Conforme destacado no parecer, em diversos casos, as mulheres deixam de formalizar a ocorrência devido a sentimentos persistentes pelo agressor, temor de retaliações, inexistência de uma delegacia da mulher em seu município ou devido à inoperância dessas delegacias durante a noite ou nos fins de semana.

Apesar de a justificativa da lei apontar que a delegacia fechada é um fator que contribui para a não formalização da comunicação do crime pela mulher, há uma omissão do ente federativo em evitar teias estatais que alimentam o ciclo de violência.

Aponto que é preciso reduzir ao mínimo o trâmite a ser percorrido pela mulher para romper a situação de violência doméstica e familiar.

Em Manaus, apesar do propósito legislativo de facilitar o acesso à proteção estatal para as mulheres, especialmente as vulneráveis, apenas uma delegacia opera ininterruptamente numa área privilegiada na cidade, distante dos bairros habitados por pessoas economicamente hipossuficientes.

Talvez a mulher agredida não tenha condições de custear a passagem da zona leste para a zona centro-sul, especialmente considerando horários noturnos; a hipótese torna-se mais verídica. Contrariando a ideia da necessidade de delegacias especializadas abertas 24 horas, na matéria para a Folha (2023), Wânia Pasinato, assessora sênior da ONU Mulheres, traz uma perspectiva diferente.
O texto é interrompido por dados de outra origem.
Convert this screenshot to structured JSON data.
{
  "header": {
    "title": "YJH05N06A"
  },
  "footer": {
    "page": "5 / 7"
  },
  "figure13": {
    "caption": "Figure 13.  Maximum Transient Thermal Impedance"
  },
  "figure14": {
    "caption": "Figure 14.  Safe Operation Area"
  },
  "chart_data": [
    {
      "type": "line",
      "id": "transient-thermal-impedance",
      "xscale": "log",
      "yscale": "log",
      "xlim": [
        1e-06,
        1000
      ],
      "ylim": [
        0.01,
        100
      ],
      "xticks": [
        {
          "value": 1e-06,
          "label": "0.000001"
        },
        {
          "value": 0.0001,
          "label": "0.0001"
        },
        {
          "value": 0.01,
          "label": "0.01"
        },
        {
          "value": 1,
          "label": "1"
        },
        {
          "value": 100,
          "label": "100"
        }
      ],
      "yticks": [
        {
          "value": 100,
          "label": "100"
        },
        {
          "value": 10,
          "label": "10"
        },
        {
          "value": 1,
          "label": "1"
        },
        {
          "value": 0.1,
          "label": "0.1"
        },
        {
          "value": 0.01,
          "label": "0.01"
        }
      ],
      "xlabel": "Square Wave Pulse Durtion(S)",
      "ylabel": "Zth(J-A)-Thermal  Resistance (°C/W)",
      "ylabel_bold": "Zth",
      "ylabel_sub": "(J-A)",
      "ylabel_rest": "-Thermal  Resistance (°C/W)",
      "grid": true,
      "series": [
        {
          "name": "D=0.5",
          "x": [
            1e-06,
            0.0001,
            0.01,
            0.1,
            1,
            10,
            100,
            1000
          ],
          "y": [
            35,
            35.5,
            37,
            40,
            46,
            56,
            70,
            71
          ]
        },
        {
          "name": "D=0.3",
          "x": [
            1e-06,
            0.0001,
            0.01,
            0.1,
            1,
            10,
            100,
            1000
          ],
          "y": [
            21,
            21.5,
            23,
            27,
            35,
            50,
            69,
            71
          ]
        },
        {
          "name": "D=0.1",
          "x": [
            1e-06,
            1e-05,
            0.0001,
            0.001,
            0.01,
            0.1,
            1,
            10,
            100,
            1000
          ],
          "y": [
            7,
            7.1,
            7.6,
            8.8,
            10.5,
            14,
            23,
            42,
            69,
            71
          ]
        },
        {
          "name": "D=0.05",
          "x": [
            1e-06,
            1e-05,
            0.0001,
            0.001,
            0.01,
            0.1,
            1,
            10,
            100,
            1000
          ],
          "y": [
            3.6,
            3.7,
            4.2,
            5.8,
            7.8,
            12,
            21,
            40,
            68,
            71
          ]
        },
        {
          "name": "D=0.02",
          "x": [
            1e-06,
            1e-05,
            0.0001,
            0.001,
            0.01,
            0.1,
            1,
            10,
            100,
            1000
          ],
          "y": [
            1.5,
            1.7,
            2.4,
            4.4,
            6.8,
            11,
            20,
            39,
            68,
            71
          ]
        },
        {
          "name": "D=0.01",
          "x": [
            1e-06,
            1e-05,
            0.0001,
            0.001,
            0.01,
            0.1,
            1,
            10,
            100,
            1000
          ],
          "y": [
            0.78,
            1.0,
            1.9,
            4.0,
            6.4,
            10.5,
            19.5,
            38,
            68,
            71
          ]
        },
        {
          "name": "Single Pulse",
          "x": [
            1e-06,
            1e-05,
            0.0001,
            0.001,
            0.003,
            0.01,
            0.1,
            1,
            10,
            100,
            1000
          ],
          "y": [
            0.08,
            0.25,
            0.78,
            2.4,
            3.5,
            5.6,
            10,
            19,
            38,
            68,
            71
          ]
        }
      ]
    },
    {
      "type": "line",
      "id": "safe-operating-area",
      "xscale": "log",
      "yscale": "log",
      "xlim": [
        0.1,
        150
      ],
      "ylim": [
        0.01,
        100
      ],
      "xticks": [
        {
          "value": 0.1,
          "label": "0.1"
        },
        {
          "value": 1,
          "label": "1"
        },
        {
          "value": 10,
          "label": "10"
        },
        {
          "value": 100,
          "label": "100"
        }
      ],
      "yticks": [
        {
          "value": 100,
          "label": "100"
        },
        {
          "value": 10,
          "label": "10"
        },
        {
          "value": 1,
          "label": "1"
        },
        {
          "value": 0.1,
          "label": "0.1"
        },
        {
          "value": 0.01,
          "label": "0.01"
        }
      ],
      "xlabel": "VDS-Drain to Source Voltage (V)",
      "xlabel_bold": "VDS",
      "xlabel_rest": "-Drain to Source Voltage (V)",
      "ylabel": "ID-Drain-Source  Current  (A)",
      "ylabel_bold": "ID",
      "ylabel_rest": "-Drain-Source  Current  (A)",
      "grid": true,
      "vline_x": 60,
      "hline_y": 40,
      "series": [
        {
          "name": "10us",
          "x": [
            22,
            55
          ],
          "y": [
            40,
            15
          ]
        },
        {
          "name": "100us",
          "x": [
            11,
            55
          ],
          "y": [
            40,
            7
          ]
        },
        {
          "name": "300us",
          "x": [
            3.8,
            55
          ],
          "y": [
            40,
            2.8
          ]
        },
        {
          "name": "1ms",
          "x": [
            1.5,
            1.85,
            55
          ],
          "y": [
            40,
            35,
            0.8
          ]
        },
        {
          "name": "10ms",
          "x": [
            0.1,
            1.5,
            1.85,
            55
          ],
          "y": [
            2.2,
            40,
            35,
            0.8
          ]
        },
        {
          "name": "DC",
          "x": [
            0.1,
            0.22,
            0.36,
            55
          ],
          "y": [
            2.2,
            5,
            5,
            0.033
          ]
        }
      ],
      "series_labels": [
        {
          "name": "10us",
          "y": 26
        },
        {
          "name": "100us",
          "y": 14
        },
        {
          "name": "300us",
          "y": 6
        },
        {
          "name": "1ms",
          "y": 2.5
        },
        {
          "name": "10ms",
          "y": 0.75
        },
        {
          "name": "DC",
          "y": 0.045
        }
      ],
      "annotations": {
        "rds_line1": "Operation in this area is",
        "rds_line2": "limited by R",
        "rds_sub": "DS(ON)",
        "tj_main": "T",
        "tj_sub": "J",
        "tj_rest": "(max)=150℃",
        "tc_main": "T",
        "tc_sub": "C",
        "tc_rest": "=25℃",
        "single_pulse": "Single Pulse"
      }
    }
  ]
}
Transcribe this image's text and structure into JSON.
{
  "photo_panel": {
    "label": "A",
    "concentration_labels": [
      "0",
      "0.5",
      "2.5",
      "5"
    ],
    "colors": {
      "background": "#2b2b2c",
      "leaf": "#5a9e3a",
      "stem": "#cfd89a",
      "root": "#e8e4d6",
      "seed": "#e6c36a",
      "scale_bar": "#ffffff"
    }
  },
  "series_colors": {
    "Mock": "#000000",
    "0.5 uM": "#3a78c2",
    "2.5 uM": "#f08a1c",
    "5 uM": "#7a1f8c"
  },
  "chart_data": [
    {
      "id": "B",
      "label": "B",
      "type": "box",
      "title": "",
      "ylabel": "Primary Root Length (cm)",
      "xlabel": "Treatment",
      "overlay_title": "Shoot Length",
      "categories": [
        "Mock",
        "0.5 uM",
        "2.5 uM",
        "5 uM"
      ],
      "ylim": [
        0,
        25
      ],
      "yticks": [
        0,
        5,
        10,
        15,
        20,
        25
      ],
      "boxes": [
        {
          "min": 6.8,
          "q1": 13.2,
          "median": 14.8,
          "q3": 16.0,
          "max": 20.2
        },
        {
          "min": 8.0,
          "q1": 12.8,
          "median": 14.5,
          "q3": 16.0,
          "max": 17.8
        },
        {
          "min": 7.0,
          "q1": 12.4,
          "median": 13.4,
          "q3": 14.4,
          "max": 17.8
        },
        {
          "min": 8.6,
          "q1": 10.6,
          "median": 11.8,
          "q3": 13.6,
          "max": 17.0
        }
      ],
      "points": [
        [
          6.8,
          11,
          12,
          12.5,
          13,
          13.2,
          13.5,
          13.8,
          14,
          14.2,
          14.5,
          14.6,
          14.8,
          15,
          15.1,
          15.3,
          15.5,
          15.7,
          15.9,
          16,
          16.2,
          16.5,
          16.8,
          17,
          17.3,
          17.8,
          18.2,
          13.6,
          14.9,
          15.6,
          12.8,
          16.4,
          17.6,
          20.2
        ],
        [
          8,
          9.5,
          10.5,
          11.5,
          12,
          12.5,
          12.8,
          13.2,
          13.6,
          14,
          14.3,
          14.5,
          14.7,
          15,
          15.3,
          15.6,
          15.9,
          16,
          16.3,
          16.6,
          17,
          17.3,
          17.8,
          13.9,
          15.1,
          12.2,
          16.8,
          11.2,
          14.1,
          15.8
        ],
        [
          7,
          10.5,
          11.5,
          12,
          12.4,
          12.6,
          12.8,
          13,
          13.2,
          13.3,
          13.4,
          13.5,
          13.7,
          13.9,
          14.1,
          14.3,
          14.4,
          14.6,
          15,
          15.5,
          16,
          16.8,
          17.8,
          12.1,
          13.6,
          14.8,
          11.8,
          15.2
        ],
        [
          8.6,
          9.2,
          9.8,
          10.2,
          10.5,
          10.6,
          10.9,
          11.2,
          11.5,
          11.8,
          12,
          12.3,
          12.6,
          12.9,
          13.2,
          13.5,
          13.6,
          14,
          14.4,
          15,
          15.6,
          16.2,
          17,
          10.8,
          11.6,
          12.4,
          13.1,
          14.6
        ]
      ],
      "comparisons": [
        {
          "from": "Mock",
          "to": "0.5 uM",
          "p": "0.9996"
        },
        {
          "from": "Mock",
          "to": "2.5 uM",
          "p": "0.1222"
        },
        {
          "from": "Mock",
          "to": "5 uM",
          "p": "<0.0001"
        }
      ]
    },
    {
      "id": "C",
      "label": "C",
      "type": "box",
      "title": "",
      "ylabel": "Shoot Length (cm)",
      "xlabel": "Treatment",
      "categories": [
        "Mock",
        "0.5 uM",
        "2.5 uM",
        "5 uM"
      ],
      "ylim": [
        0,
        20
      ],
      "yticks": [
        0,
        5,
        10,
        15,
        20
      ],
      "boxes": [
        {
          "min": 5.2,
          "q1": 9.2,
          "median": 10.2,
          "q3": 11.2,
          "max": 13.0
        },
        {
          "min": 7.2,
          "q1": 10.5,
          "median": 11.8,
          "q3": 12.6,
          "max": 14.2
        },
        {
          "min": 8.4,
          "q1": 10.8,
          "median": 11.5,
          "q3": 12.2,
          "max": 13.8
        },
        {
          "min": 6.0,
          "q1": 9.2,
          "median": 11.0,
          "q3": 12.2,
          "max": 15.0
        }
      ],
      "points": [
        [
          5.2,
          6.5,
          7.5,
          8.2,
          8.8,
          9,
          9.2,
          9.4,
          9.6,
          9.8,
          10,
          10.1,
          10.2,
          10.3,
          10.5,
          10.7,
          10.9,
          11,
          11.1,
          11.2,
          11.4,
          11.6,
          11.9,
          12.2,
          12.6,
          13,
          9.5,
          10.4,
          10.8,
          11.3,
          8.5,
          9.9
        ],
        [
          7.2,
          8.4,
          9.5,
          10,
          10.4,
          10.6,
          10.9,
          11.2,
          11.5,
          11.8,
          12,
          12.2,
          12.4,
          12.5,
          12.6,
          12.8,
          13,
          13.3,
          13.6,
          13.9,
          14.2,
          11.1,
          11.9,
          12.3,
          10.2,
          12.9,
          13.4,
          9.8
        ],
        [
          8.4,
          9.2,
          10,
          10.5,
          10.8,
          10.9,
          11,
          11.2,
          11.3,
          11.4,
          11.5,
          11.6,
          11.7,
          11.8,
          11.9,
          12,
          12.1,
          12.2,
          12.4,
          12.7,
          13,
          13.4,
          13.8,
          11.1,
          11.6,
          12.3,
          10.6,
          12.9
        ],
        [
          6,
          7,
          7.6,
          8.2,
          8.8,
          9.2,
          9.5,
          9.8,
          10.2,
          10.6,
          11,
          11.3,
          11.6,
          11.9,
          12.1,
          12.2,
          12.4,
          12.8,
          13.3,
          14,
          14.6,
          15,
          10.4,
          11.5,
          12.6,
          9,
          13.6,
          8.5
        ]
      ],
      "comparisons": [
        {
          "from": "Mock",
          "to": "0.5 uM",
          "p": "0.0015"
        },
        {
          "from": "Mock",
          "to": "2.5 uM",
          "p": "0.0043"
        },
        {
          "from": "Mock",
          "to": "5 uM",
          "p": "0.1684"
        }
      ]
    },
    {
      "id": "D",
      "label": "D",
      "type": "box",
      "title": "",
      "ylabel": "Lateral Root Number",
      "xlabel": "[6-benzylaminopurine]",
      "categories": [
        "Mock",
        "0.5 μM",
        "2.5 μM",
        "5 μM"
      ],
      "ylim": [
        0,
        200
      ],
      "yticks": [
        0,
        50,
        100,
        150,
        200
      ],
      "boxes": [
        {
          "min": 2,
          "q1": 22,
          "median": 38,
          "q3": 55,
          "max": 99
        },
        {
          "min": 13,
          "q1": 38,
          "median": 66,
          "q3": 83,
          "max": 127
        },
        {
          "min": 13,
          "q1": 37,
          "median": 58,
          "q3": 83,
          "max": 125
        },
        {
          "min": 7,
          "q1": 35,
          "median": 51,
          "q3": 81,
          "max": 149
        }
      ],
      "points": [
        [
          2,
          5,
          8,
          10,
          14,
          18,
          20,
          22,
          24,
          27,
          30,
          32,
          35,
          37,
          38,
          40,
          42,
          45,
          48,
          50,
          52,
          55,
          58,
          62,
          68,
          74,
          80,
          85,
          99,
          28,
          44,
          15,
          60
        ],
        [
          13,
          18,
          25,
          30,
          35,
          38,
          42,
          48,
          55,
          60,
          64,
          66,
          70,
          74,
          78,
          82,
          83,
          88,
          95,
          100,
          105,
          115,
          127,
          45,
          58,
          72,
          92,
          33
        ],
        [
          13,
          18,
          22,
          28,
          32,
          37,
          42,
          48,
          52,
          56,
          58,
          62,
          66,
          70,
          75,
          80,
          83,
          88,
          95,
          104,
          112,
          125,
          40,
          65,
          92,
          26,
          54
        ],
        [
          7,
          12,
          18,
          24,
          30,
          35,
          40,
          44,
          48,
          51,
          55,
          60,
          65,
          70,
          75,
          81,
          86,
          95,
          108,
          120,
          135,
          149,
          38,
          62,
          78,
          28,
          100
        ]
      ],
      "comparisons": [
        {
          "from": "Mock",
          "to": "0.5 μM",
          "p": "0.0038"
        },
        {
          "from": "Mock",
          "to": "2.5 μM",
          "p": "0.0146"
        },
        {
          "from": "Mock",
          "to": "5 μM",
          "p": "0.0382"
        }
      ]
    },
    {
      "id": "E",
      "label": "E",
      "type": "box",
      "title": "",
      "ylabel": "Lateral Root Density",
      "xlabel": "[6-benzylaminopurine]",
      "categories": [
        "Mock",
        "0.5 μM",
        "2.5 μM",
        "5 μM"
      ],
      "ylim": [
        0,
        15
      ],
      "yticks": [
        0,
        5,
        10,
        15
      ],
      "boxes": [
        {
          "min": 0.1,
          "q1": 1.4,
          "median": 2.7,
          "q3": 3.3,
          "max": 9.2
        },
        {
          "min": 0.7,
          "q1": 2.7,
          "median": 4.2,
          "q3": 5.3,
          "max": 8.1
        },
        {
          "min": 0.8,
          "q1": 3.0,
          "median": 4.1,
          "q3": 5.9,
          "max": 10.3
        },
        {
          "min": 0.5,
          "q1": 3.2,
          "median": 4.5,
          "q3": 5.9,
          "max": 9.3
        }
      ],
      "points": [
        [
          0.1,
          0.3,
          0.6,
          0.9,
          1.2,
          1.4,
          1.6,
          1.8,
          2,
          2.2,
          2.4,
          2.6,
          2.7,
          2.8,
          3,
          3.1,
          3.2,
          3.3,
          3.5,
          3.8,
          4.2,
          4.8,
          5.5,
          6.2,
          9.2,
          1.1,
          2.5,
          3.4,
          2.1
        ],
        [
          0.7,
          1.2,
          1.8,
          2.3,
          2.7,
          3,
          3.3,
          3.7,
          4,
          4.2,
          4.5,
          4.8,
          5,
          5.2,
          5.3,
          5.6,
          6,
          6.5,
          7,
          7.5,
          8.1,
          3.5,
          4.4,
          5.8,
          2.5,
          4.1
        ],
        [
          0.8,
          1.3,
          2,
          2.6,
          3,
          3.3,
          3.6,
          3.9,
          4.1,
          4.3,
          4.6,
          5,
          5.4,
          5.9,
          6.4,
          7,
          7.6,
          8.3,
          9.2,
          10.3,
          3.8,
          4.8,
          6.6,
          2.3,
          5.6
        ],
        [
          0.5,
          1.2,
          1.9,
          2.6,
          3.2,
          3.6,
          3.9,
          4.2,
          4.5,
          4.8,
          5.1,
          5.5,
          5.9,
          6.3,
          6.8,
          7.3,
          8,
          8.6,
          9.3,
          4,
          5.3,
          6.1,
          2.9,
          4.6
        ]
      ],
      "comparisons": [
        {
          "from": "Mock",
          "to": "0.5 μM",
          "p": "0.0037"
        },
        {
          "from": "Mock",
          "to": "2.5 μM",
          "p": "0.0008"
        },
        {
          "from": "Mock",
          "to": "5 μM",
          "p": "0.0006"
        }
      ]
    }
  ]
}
Para ela não há evidências de que delegacias em operação ininterrupta sejam essenciais para mulheres vítimas de violência. Ela enfatiza que, embora a vítima possa procurar ajuda, o que ocorre ali é apenas o ponto de partida, representado pelo boletim de ocorrência, que desencadeará um inquérito e não será conduzido durante o plantão.

Observo uma falha nas premissas iniciais do argumento da defensora dos direitos das mulheres, que chega à conclusão de que a delegacia é apenas um ponto de partida, atribuindo uma importância exagerada ao formalismo do inquérito.

A entrevistada parece desconhecer que a lei dispõe que na hipótese da iminência ou da prática de violência doméstica e familiar contra a mulher, a autoridade policial que tomar conhecimento da ocorrência adotará, de imediato, as providências legais cabíveis.

A lei não diz que o policial tomará conhecimento, escreverá a comunicação do crime e depois dormirá em berço esplêndido esperando o dia raiar.

A lei nº 14.541/2023, em seus artigos 1º e 2º, estabelece que o atendimento às mulheres nas delegacias será realizado em sala reservada e, preferencialmente, por policiais do sexo feminino.

Esses agentes devem passar por treinamento adequado para garantir o acolhimento eficaz e humanitário das vítimas.

Eis aqui a diferença da delegacia especializada, onde não se restringe a um mero formalismo de registro e a procedimentos investigatórios insensíveis, como frequentemente ocorre em outras demandas.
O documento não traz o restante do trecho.